Wednesday, November 29, 2006


While reading 1st and 2nd Thessalonians, I was reminded again of how much those letters from Paul, Timothy, and Silas drip with affection, nurture, longing, satisfaction, tenderness, thankfulness, endurance, and perseverance. These letters richly illustrate what can happen when a small group of people decide they will openly and intentionally share their lives in the hope of becoming an authentic, transforming, spiritual community. I pray that the words and imagery of these letters will increasingly be true in the experience of our communities as Christ is formed in us.

But the real kicker for me in these letters is in the idea of the power of example. The community of faith in Thessalonika had become exemplary and renowned in the region because they had, among other things, imitated Jesus and the lives of Paul, Silas, and Timothy. The writers were confident enough in the integrity of their lives to challenge the church to just go ahead and imitate them. Whoa. Would I do that? Would I feel confident enough in the way I do life to simply ask others to follow my example?

If you've ever watched the Tour de France or NASCAR, (I hear some folks from the south actually enjoy watching a good 'ol car race), you're familiar with the power of drafting--—getting right up behind the person in front of you and getting sucked into their momentum. You stay right on their tail, benefiting from their wind-breaking lead, right up until the moment you catapult past them having drawn on the energy they had exerted while being in front.
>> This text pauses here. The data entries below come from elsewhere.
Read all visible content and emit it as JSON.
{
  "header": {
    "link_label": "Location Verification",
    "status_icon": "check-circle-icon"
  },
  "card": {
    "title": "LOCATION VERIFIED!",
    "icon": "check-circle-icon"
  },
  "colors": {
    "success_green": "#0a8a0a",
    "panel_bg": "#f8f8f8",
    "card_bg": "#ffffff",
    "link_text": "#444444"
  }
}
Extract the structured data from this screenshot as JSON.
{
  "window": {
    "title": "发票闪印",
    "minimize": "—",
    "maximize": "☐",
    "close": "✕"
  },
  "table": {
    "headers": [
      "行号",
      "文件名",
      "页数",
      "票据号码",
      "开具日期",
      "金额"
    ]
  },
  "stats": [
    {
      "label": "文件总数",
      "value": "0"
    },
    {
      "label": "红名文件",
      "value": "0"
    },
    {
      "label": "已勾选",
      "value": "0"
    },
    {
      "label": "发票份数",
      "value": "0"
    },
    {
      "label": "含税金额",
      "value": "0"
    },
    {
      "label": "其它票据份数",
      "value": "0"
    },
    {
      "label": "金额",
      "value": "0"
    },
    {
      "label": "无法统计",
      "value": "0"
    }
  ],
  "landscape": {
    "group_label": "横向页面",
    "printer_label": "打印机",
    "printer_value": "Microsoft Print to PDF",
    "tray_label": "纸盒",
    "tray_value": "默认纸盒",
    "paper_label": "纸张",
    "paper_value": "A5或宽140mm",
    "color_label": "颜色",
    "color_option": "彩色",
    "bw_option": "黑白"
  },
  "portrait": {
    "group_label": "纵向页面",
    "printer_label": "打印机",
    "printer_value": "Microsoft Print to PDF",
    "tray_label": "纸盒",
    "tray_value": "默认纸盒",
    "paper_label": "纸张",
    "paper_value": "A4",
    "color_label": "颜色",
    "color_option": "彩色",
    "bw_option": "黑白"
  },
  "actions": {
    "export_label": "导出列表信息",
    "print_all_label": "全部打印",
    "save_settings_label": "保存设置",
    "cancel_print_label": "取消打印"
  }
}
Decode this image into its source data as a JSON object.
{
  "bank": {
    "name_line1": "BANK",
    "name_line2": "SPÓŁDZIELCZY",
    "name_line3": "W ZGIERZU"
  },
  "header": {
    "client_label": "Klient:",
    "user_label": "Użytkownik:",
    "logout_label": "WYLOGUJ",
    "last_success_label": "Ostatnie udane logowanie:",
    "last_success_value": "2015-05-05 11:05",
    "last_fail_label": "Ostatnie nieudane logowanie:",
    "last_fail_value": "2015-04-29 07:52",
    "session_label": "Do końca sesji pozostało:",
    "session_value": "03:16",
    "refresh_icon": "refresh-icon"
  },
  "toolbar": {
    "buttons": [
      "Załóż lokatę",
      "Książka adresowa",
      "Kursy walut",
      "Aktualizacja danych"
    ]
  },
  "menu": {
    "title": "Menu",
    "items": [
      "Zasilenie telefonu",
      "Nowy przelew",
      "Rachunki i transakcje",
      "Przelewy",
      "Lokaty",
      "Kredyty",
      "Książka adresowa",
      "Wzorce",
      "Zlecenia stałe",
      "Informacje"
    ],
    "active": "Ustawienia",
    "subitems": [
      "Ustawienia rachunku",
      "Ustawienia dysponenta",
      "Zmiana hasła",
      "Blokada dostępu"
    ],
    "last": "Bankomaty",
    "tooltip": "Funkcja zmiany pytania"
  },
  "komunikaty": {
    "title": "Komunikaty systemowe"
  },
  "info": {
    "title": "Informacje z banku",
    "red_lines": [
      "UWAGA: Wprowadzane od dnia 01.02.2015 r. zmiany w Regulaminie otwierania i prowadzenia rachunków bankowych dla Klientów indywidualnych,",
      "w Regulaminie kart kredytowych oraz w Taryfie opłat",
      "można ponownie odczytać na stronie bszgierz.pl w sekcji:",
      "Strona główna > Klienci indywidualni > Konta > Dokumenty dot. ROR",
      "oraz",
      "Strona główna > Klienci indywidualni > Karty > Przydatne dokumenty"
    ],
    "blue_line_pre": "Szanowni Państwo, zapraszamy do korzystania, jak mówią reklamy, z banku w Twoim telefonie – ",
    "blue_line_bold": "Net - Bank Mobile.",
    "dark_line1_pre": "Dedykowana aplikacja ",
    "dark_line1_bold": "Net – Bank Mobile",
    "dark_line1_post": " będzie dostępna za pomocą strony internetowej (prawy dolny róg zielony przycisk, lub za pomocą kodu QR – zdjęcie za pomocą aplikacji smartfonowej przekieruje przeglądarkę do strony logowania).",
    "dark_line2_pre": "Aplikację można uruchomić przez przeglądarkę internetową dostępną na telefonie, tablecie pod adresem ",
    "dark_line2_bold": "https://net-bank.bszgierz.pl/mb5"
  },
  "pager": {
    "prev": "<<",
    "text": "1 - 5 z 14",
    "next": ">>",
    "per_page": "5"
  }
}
It seems to me like imitating is a lot like drafting. You get right up next to someone and follow their lead. You stay right in their tracks until you're ready to surge ahead. And when you're ready to go for it, you do it knowing that you're far better off than if they had never been there.

I've been asking myself this question a lot recently: If someone were drafting me, if someone was imitating my life, what would they be like?

There are several follow-up questions that immediately jump into my mind as well. Questions like:
What would they be doing?
Would they be seizing the day or blowing it?
Would they see kindness and tenderness or sarcasm and impatience?
Would they be self-centered or other-centered?
Would they hunger more for Jesus or ESPN?

When we invite someone to journey with us in one of our communities, (our intentional communities are called NieuCommunities), we're inviting them into the pursuit of Jesus. We're inviting them to be imitators of Christ. But we can never forget that implicit in that invitation is the invitation to draft follow our lead. And if those who have entrusted themselves to us are to become exemplary individuals, we must lead them well by living exemplary lives.

So I'll leave you with this question to consider in your own heart and in your own community:

If someone were drafting your life, what would they be like?